Penalty For At-Fault Driver That Has Failed To Remain At Scene of Accident

A hit and run driver represent an example of extreme negligence. He or she has failed to heed the normal precautions, those that let other drivers feel safer. At the same time, how or she has ignored the needs of the person that was harmed by the same driver’s negligence.

In the eyes of the law, someone that has hit another motorist, a bicycle rider or a pedestrian, and has abandoned the site of that same incident could qualify as a criminal.

Possible penalties

• Having driver’s license revoked
• Loss of ability to obtain a reversal on that revocation
• Need to pay a fine, possibly as much as $2,000

Once identified, the at-fault/criminal driver could be required to cover these costs

• The victim’s medical expenses
• The rehabilitation costs for the victim
• The expenses created by any other follow-up services, those offered after the victim has recovered from the injuries.
• If victim was employed, the loss of wages
• The possible loss of earning power
• If victim’s injury were able to create a disabling condition, there could be costs related to a need for certain equipment.
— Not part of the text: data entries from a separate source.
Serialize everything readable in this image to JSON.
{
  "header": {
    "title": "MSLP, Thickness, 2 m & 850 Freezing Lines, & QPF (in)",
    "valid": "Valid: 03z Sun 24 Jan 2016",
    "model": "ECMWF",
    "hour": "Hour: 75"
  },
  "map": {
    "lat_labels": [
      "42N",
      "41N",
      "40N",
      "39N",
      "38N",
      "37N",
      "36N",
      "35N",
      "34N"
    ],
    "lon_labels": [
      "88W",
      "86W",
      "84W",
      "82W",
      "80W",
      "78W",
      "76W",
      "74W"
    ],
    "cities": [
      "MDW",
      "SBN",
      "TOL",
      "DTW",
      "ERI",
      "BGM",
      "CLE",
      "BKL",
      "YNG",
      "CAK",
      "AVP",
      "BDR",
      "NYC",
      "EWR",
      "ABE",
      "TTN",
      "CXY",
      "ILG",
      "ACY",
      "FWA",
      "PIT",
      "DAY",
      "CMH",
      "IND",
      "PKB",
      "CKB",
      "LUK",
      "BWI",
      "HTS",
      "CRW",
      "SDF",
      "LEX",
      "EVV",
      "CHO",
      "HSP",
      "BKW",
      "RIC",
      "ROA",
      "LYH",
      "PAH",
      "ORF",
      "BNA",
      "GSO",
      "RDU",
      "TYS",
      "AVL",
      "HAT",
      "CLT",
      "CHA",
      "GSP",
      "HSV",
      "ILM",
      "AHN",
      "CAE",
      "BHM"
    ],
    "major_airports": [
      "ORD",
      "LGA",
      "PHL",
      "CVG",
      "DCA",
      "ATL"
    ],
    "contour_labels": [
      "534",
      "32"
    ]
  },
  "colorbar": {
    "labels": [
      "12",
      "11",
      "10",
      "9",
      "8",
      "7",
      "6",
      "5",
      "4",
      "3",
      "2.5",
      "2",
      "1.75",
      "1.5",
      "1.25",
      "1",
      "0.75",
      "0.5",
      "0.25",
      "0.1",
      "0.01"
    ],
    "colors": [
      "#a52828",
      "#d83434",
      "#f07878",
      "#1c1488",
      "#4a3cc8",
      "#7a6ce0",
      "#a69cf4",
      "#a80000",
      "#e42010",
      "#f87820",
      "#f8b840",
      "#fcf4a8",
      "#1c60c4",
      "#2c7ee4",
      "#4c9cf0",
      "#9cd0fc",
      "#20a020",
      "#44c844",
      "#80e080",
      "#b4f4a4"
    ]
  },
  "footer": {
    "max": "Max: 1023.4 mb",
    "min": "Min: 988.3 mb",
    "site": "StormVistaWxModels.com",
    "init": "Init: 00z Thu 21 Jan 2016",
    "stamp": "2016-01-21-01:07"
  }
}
Public response to hit and run incidents

As those incidents increase the number of on-the-road fatalities, the affected members of the public could decide to take action. Some of them have done that in one California County. Their collective action has allowed an entire group of people to go after anyone that has caused their grief, or has caused similar grief to another person/family.

While members of the activist group cannot be vigilantes, they can make life harder for anyone that might attempt to add to the list of hit-and-run incidents. How can they make their life harder? By highlighting the egregious nature of their violation, as per Personal Injury Lawyer in St. Catharines.

That collection of activists has called for the introduction of more visible cross walks, along with head start signals. Those signals start flashing the “walk” sign 3 seconds before the drivers get a green signal. That change is supposed to cut down on the number of times that a driver that had chosen to make a turn could fail to see a pedestrian that has stepped into the cross walk.

If pedestrians were to become more visible, then any motorist would find it hard to claim the inability to see that same walker. In other words, someone guilty of hitting a pedestrian would find it difficult to produce a logical reason for that same violation.

Eventually, it could become obvious which motorists were hitting pedestrians because of their failure to see them, and which of them were performing that act of negligence out of a disregard for a walker’s desire to cross the street, thus impeding a speeder’s progress.